E questo è quello che
noi speravamo: che questa pagina continuasse, che Luisa potesse regalarci
ancora momenti così intensi e carichi di vita.
Invece la vita
riservava qualcos’altro e, guarda il gioco beffardo del destino, proprio con i
primi segnali che arrivano nel corso di un campo estivo parrocchiale, in casa alpina. Era l'agosto del 1999 e una mattina, Luisa faceva fatica a capirsi, anche nelle cose più
semplici, come accendere il fuoco, prendere una pentola e metterci a bollire il
latte. Erano le avvisaglie di un male che ancora non si conosceva bene, ma che
progressivamente avrebbe divorato la consapevolezza e la memoria, consegnando i giorni alla
ripetitività, all’incertezza, a tante domande.
Ecco, forestiero
sulla strada di Emmaus, ecco le nostre domande: perché? Perché il male ci ruba
quanto di più bello possediamo: la voglia di esserci e quella di fare, i
legami, la gioia di condividere, il sogno di invecchiare insieme?
Ed
egli disse loro: «Stolti e tardi di cuore nel credere alla parola dei profeti!
Non bisognava che il Cristo sopportasse queste sofferenze per entrare nella sua
gloria?».
Bisognava. Perché
bisognava? Non abbiamo risposte risolutive rispetto al male; ne paghiamo e ne patiamo la
misteriosa provocazione come tutti gli uomini. Quel bisognava però ci dice che Dio, rispetto al male non fugge: lo
abita, lo prende su di sé e, partecipe di tale situazione, consente agli uomini
di capire qualcosa in più, con pazienza, continuando a camminare.
Allora
spiegò loro in tutte le scritture ciò che si riferiva a lui. Cosa
ha voluto dirci il Signore attraverso Luisa e questi vent’anni di malattia?

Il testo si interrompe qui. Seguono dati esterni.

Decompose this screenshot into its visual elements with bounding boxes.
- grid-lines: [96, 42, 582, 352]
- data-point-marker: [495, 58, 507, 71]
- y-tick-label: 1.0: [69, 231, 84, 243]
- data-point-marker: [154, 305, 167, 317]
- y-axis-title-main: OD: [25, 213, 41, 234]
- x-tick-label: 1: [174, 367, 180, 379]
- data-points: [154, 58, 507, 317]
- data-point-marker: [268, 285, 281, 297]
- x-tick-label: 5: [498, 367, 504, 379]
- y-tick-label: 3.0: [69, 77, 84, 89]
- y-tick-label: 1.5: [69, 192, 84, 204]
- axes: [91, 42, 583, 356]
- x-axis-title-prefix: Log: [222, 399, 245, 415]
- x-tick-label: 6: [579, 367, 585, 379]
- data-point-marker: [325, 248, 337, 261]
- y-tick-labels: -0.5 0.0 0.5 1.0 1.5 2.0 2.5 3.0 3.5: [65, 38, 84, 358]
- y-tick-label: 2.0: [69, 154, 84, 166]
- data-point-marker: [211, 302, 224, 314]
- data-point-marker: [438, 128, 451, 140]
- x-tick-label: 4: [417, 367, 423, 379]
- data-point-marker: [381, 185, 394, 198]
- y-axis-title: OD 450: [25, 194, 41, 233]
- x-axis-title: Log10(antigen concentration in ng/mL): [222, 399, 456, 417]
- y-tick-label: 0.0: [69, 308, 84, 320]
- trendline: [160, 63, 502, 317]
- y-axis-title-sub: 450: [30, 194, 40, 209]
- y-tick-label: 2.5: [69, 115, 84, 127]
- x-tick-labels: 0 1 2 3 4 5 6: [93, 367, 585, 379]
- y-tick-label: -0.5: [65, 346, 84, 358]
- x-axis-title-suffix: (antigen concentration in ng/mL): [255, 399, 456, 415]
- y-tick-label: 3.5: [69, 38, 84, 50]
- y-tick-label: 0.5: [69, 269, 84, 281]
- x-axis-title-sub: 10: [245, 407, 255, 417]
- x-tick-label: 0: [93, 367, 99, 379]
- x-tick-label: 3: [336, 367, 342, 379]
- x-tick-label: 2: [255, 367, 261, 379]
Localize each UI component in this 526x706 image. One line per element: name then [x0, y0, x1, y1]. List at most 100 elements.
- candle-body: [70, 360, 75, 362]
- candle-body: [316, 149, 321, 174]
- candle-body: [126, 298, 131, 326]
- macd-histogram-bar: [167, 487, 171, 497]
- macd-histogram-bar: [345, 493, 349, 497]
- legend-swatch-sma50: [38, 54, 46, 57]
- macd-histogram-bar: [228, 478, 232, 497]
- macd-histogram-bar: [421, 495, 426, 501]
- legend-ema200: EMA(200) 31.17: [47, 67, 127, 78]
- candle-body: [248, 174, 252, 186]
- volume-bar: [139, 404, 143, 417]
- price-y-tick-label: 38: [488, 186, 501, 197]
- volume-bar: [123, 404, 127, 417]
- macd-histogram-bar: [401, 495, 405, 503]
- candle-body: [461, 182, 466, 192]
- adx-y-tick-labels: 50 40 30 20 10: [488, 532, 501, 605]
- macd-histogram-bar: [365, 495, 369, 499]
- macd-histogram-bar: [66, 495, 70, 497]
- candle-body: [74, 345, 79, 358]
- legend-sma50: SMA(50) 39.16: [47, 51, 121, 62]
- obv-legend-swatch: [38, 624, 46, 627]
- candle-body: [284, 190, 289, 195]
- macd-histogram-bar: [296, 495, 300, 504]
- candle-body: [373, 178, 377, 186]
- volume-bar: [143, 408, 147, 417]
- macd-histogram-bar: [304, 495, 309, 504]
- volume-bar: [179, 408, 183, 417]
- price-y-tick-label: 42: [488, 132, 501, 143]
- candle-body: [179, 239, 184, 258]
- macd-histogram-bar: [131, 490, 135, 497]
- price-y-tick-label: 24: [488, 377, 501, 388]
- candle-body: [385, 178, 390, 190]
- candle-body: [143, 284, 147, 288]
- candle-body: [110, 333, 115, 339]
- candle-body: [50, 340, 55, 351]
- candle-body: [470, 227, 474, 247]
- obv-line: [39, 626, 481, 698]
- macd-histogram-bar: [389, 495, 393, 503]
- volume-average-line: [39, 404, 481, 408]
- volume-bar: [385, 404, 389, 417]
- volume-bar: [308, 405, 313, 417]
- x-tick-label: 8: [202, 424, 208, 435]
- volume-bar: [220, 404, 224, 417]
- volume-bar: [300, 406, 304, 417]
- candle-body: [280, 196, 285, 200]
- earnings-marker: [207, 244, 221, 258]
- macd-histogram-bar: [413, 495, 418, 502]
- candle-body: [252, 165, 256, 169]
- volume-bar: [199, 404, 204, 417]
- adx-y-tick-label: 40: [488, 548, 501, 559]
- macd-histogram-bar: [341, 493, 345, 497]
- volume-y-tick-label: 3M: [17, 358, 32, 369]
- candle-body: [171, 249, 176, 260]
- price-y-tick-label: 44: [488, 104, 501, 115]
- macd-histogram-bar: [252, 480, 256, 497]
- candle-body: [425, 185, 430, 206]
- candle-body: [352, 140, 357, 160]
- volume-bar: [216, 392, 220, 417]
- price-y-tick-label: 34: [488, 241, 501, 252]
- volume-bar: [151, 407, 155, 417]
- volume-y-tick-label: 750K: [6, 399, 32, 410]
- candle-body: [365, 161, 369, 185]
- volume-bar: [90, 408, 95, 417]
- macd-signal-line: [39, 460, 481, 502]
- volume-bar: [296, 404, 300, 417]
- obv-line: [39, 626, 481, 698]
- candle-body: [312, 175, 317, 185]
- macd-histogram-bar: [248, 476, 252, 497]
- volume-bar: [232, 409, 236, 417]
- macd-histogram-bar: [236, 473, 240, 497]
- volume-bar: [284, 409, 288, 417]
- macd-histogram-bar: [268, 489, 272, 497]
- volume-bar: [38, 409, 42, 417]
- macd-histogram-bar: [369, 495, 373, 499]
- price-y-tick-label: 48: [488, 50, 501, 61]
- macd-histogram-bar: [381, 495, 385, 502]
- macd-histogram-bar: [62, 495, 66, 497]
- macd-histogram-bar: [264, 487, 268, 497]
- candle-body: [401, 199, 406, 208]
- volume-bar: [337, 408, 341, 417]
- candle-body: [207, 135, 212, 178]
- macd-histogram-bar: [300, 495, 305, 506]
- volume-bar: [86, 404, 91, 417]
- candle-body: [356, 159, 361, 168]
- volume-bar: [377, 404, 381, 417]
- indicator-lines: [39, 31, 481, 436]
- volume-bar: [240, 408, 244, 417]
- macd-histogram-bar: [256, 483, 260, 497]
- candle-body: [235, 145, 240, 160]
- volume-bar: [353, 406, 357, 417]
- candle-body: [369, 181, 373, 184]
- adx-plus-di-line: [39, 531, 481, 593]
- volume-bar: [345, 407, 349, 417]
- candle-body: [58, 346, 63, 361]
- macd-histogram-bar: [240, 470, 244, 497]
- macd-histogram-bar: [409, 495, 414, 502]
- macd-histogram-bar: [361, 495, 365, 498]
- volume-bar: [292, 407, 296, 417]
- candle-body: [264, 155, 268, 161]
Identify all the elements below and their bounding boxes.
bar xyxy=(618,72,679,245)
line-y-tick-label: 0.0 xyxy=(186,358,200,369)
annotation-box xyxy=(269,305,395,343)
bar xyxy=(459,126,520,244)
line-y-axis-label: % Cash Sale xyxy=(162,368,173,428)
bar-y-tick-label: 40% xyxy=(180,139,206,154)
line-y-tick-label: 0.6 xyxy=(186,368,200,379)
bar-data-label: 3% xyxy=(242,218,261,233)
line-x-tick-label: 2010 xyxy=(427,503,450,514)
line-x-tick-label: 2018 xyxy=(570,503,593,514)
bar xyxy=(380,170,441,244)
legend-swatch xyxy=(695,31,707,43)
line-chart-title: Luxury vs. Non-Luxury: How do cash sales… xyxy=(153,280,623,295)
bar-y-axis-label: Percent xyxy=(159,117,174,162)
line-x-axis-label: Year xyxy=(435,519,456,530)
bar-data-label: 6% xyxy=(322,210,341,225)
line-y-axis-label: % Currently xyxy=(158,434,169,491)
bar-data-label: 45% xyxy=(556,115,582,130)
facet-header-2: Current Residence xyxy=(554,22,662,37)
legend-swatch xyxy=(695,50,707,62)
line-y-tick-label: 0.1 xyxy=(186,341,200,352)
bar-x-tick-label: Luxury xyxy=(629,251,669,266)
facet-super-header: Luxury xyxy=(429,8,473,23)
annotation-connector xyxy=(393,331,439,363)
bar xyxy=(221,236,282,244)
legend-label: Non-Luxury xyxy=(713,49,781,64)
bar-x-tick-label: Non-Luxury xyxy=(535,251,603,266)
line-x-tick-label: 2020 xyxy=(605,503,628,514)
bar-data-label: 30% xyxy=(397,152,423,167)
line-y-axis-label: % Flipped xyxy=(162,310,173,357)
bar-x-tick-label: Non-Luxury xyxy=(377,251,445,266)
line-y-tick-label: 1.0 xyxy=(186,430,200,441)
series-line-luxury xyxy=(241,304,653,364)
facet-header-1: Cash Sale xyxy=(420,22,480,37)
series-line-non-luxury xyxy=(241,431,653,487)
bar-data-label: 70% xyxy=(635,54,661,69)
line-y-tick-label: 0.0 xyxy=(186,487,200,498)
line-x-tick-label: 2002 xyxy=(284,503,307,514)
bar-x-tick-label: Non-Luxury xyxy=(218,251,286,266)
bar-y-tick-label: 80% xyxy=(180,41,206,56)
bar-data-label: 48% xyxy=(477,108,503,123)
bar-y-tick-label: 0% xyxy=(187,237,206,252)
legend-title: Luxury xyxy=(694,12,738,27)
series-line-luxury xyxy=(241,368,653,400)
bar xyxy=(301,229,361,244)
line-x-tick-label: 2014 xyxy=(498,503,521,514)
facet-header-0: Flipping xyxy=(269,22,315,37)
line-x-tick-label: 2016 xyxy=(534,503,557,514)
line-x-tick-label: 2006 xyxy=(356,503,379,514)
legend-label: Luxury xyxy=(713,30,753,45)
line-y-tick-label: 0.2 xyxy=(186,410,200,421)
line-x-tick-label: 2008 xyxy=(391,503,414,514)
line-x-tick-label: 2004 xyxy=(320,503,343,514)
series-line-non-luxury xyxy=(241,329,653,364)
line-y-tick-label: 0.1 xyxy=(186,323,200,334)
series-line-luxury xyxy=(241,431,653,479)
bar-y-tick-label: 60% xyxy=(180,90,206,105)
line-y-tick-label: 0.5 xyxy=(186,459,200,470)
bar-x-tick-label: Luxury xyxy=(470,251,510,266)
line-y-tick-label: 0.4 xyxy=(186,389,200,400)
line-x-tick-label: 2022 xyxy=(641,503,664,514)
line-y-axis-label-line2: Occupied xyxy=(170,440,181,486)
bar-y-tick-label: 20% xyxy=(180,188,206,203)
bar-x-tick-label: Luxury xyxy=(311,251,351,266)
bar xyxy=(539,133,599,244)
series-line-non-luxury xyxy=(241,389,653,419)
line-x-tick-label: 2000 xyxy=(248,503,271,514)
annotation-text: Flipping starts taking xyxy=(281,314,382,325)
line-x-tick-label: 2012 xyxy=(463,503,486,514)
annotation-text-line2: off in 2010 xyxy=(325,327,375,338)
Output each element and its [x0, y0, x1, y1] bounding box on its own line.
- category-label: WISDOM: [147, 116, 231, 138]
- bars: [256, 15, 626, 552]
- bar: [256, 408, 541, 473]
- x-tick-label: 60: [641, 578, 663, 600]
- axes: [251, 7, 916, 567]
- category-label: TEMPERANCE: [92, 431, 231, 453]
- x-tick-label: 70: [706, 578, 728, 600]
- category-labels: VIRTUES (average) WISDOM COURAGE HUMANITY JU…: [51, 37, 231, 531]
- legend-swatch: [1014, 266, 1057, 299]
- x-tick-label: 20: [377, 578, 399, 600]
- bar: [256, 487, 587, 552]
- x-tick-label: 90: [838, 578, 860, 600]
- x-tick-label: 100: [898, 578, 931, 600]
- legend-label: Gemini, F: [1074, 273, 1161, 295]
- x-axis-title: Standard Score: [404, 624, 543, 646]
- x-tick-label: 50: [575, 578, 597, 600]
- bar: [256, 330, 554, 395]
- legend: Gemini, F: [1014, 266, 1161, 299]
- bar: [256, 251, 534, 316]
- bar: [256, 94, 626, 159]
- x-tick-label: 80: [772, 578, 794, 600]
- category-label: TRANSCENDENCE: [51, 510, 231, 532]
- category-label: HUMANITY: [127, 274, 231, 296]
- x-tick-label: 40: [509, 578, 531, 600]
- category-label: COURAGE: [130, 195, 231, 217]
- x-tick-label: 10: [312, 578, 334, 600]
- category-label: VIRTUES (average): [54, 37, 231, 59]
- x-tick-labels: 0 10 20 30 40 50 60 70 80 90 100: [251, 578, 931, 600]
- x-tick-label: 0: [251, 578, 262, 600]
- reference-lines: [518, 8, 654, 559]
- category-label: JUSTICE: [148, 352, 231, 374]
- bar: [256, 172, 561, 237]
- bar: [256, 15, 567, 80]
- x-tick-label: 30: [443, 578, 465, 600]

Qualcosa ci ha detto attraverso di lei, qualcosa attraverso la sua famiglia.
- Ci
ha detto anzitutto che la vita è fragile: fragile è l’ammalato ma fragile è
anche chi gli sta accanto. Perché quando passi mesi e anni accanto ad un
infermo, senti che nessuno è così fermo
come crede. La malattia ci ricorda la nostra debolezza, ci ricorda che la vita
è fatta di pagine non sempre scoppiettanti, che i ritmi incalzanti spesso sono ingannevoli, anche se sono quelli del lavoro. Calmati, rallenta, ritrova la verità dei giorni. Non disperderli e non lasciarti
travolgere. Onnipotente è qualcun altro, non sei tu. Ogni tanto fa’ una visita
in ospedale, va a trovare un malato. Fa bene a lui e fa bene a te.
- Ci
ha detto che ogni uomo continua ad essere tale, fino alla fine. E questo
Giovanni e i suoi figli lo hanno sempre affermato e difeso, seguendo con
premura Luisa, anche quando sarebbe stato più semplice scaricare altrove il problema
o portarlo a veloce conclusione. Ma è una strada pericolosa, perché se ci
mettiamo noi a dire dove c’è un uomo e dove non c’è, dove c’è vita e dove non
c’è, potrebbe capitare che qualcuno metta in discussione anche la nostra stessa
esistenza. E allora è sempre meglio restituire a Dio questa valutazione e lasciare ad ogni uomo che ci vive accanto la possibilità di interrogarci e di disturbarci, anche quando non sembra più tale, anche quando non ha più parole per poterlo fare. Cerco l'uomo. Forse il malato ci è dato per questo.
- E
infine attraverso la vicenda di Luisa e della sua famiglia il Signore ci ha
restituito una pagina preziosissima: quella della compassione e della carità. Perché l'uomo da cercare non è solo nel malato, ma anche in chi gli sta accanto, in chi, sulla strada da Gerusalemme a Gerico si lascia convincere dalla misericordia, come il Buon
Samaritano. Nel vangelo di Emmaus si dice che il Signore, ad un certo punto, fece come se dovesse andare più lontano. Ecco, il malato ci è dato per andare più lontano, per raggiungere le terre dell’amore, quelle che ci restituiscono a noi stessi, quelle da cui proveniamo e verso cui siamo in cammino.
Rimani
con noi, Signore, perché si fa sera. Non lasciarci prigionieri dell'oscurità.
Aiutaci ad abitare i giorni con fiducia e aprili al giorno senza tramonto al quale ora
affidiamo Luisa e la speranza di ciascuno di noi.